Tilgung bei Niedrigzins (0,98%) aussetzen und stattdessen anlegen (Festgeld,ETF etc.)?

  • Einen schönen Abend zusammen,


    Wir haben 2021 ein Annuitätendarlehren für 15 Jahre über 558.000 Euro bei einem Zinssatz vom 0,98% und einer Tilgungsrate von 3,34% (2000 Euro monatlich) abgeschlossen.

    Aufgrund massiver Bauverzögerungen (voraussichtliches Bauende in 5 Monaten) sind wir mit der Tilgung noch nicht gestartet.

    Das Geld wurde bis auf 20.000 Euro abgerufen. Erst wenn diese abgerufen werden muss mit der Tilgung gestartet werden. Auf diese 20.000 Euro zahlen wir 3 % Zinsen.


    Unsere Überlegung ist nun: Wäre es finanziell nicht sinnvoller diesen Kredit niemals zu tilgen und das Geld stattdessen bis Ende der Laufzeit in ETFs,Festgeld oder ähnliches anzulegen?


    Über Rückmeldungen würden wir uns sehr freuen! :)

  • Als reine Zahlenoptimierung wäre es natürlich günstiger, das Geld nicht in die Tilgung, sondern in ein langlaufendes Festgeld zu stecken (wobei 10 Jahre in der Regel das Maximum ist). Aber die Bank wird sich nicht einfach darauf einlassen, dass ihr den Restkredit nicht abruft. Bei manchen Verträgen lässt sich der Tilgungssatz in einem gewissen Rahmen ändern, die Null werdet ihr da nicht erreichen.

  • Hallo Leben im Süden,


    Danke für deine Antwort! Hast du einen Tipp für uns wie wir herausfinden können ob unser Tilgungssatz änderbar ist? - oder liegt dies an individuellen Verhandlungen mit der Bank?
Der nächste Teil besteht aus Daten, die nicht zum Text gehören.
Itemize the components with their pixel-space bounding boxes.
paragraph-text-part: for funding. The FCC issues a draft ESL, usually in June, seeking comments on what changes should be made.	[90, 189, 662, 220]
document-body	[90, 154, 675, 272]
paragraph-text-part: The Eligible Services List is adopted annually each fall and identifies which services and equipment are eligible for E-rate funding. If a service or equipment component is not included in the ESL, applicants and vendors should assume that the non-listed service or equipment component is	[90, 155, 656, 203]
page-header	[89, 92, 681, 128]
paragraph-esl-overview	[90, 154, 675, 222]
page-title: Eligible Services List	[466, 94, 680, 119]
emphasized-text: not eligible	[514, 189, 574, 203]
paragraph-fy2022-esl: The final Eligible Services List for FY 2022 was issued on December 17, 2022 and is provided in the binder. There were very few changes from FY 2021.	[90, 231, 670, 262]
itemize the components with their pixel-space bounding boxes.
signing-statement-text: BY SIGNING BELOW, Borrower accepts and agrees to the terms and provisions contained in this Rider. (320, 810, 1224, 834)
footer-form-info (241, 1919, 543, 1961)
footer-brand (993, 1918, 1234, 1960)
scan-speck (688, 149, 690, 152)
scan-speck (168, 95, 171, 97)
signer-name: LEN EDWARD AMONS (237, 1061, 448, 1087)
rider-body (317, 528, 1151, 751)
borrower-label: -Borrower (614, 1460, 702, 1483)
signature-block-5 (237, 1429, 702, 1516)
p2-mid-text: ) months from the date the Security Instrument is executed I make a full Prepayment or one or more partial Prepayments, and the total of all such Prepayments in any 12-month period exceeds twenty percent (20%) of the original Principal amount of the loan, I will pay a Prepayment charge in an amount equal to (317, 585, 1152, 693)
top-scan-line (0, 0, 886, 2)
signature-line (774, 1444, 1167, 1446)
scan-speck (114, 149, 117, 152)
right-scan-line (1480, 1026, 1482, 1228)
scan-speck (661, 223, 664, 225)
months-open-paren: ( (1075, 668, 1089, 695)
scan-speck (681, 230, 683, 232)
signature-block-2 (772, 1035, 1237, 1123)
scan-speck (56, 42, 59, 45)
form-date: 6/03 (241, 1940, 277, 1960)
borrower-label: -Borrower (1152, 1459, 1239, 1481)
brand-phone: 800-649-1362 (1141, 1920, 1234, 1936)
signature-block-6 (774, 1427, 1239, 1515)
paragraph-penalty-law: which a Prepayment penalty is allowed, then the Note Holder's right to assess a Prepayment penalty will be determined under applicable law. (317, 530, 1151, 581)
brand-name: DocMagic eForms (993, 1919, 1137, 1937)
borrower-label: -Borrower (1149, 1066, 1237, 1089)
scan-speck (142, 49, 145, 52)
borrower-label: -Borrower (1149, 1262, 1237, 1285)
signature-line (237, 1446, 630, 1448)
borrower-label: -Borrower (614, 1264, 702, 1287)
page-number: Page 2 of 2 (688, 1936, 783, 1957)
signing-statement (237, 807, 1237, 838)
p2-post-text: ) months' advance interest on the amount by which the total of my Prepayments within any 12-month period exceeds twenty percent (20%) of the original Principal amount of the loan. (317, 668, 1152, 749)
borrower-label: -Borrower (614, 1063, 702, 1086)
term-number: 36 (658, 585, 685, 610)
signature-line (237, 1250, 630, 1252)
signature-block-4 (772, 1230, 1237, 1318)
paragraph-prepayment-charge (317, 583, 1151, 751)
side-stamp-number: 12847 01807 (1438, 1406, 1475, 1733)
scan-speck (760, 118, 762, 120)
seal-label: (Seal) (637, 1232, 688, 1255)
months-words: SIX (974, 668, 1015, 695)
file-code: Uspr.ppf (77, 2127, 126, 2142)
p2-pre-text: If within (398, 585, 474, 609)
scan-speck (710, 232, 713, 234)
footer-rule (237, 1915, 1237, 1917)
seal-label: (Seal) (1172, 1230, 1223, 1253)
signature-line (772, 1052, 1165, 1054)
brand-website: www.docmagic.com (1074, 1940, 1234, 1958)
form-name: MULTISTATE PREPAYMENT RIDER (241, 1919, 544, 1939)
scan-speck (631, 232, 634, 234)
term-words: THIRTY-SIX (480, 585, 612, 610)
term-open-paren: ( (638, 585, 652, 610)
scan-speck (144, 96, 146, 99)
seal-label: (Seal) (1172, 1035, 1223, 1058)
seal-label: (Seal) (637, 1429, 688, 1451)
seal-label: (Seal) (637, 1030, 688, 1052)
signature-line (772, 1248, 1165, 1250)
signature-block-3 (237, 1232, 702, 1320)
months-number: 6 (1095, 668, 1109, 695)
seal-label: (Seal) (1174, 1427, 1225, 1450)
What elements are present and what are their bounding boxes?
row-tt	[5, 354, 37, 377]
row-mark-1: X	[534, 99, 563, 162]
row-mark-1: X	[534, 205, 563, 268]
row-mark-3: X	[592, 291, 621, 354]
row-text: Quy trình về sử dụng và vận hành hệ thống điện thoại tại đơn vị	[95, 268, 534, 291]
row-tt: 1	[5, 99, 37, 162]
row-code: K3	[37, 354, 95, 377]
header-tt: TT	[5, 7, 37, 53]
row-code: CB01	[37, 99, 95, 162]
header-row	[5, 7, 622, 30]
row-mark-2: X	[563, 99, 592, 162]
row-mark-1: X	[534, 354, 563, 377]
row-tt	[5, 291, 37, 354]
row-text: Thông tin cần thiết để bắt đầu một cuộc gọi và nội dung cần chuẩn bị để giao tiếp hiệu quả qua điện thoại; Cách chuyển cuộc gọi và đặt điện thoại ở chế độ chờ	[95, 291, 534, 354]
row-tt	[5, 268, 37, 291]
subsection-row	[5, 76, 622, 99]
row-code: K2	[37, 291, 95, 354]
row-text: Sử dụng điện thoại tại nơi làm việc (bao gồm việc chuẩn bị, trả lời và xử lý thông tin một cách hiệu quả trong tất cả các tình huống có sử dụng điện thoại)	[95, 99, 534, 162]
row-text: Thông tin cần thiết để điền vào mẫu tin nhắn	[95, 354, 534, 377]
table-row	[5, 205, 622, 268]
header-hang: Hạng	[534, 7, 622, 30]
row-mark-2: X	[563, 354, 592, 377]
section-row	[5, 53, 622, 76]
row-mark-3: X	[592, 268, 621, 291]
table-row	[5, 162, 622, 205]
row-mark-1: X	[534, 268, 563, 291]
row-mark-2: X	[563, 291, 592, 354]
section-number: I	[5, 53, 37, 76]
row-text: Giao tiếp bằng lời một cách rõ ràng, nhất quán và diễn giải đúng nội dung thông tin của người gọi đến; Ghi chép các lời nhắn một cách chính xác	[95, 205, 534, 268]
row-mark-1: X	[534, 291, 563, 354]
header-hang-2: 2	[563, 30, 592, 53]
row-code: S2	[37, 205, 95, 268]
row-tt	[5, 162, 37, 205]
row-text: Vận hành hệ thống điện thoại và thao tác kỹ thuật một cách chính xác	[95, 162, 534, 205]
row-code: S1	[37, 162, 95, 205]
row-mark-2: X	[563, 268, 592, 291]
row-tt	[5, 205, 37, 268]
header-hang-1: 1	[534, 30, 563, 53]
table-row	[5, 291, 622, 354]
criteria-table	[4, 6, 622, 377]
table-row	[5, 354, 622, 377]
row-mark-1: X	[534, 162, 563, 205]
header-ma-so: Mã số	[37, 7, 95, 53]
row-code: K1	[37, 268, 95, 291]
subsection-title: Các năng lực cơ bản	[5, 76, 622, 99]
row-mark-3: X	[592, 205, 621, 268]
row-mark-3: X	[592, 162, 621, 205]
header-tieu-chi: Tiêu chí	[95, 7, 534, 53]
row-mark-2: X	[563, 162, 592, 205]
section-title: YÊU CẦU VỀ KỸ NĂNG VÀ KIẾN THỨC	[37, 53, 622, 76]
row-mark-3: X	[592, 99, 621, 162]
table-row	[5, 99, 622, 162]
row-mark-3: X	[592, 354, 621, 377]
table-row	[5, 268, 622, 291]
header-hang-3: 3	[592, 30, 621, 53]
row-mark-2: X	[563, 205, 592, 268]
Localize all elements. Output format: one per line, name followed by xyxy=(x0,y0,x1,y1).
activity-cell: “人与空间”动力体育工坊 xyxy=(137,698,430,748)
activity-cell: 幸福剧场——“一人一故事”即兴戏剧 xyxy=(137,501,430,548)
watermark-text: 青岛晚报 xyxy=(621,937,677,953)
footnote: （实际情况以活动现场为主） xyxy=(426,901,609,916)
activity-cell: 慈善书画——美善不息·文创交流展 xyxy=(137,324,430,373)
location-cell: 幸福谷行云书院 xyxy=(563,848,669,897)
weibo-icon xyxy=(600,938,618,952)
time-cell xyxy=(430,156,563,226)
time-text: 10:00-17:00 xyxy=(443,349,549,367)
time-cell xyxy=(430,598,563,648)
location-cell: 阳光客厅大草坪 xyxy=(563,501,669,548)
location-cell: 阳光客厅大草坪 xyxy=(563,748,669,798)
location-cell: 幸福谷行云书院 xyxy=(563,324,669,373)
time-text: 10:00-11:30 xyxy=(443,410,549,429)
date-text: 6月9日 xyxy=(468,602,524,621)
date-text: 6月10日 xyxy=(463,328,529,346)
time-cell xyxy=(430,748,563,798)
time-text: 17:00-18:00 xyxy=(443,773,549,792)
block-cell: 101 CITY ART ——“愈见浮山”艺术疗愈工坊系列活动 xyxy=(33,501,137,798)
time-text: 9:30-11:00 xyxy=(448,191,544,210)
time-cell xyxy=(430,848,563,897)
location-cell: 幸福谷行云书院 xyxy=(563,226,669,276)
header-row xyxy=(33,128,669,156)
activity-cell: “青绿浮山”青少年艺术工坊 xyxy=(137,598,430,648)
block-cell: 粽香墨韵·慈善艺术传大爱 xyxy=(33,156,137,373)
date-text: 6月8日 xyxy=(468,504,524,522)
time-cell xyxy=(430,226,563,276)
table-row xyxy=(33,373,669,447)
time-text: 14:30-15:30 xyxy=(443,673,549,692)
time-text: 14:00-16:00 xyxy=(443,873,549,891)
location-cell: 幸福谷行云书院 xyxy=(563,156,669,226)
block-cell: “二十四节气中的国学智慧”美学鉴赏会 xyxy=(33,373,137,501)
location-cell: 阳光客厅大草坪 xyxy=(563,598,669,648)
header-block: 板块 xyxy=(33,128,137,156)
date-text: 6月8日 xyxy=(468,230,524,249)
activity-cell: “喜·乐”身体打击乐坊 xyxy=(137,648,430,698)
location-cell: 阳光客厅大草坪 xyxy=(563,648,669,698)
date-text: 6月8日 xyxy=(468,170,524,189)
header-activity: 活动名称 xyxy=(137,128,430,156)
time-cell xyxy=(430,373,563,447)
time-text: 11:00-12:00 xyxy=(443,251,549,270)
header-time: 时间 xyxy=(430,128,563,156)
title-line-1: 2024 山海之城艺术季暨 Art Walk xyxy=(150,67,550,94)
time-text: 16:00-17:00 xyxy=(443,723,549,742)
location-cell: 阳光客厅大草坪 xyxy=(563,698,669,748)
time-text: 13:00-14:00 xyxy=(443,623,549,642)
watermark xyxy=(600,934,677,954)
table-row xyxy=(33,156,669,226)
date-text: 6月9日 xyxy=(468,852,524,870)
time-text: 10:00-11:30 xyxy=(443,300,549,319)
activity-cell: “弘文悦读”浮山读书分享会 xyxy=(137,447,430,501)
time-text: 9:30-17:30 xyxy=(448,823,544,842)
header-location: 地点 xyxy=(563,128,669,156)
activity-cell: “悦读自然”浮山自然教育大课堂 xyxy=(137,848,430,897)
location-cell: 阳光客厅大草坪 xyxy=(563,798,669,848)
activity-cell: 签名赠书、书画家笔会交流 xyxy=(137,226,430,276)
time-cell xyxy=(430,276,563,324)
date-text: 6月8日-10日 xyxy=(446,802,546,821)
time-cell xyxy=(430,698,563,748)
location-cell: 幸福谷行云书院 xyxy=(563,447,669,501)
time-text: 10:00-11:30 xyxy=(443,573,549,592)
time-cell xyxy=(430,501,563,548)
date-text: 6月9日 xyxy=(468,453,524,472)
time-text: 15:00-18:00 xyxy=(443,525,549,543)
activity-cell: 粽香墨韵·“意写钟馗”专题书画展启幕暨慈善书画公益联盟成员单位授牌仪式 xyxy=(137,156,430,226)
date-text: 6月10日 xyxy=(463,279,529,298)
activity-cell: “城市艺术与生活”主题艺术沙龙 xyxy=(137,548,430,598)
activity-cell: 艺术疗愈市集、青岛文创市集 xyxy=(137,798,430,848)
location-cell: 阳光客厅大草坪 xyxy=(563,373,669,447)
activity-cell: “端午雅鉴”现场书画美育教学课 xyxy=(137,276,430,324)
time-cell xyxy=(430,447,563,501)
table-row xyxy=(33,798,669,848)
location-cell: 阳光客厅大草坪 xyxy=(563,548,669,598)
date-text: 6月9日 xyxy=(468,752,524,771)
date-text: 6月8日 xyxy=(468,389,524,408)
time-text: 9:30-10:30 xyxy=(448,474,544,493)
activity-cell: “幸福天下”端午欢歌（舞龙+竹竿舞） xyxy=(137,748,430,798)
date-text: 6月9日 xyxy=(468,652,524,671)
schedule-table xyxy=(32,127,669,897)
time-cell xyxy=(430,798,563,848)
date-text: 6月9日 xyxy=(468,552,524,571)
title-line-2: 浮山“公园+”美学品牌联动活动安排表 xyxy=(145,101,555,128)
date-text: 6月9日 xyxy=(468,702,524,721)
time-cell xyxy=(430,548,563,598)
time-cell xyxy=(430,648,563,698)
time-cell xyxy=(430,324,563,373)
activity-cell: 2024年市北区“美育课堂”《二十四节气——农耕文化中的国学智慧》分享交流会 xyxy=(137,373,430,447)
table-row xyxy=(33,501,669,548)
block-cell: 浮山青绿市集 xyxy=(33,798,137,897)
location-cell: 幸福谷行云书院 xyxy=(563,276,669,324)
    Wenn wir es richtig verstehen gilt in diesem Fall „je niedriger der Tilgungssatz umso besser“,oder?

  • Hallo Leben im Süden,


    Danke für deine Antwort! Hast du einen Tipp für uns wie wir herausfinden können ob unser Tilgungssatz änderbar ist? - oder liegt dies an individuellen Verhandlungen mit der Bank?


    Wenn wir es richtig verstehen gilt in diesem Fall „je niedriger der Tilgungssatz umso besser“,oder?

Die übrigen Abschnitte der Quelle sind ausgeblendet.